Hopper, Edward

Hopper, Edward Biography

U.S. painter whose realistic depictions of everyday urban scenes shock the viewer into recognition of the strangeness of familiar surroundings. Edward Hopper's oil paintings are characterized by isolation, melancholy, and loneliness.Hopper strongly influenced the Popart and New Realist painters of the 1960s and 1970s.

Hopper was born on July 22, 1882, in Nyack, New York, and studied illustration in New York City at a commercial art school from 1899 to 1900. Around 1901 he switched to oil painting and studied at the New York School of Art until 1906, largely under Robert Henri. He made three trips to Europe between 1906 and 1910 but remained unaffected by current French and Spanish experiments in cubism.

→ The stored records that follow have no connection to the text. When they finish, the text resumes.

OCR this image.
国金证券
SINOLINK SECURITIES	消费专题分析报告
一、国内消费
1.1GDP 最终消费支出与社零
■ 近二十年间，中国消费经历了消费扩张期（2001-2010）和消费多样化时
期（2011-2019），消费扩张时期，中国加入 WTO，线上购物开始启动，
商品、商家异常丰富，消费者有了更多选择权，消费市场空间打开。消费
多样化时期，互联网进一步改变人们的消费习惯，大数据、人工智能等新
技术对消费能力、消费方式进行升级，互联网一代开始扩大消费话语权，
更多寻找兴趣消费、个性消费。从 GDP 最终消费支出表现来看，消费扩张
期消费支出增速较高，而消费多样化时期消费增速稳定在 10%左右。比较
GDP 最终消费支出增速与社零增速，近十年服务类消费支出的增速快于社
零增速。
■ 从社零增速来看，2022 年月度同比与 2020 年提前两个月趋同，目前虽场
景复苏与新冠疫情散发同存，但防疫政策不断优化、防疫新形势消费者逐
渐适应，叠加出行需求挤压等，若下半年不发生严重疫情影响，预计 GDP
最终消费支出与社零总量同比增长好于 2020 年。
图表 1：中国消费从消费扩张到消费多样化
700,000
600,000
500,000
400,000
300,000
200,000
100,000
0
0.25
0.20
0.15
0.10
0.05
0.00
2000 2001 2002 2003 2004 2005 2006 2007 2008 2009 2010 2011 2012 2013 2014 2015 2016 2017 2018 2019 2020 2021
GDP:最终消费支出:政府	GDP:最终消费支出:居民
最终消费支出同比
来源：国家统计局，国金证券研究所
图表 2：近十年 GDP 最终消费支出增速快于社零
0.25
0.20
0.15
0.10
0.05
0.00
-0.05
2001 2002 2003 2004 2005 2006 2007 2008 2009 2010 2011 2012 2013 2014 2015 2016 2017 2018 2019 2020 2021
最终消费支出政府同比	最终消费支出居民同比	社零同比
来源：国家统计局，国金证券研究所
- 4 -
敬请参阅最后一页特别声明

Most of his oil paintings portray scenes in New York or New England, both country and city scenes, all with a spare, homely quality-deserted streets, half-empty theaters, gas stations, railroad tracks, rooming houses. One of Hopper's best-known works, Nighthawks (1942, Art Institute of Chicago), shows an all-night cafe, its few uncommunicative customers illuminated in the pitiless glare of electric lights.

Although Hopper's artwork was outside the mainstream of mid-20th-century abstraction, his simplified schematic style was one of the influences on the later representational revival and on pop art. He died May 15, 1967, in New York City.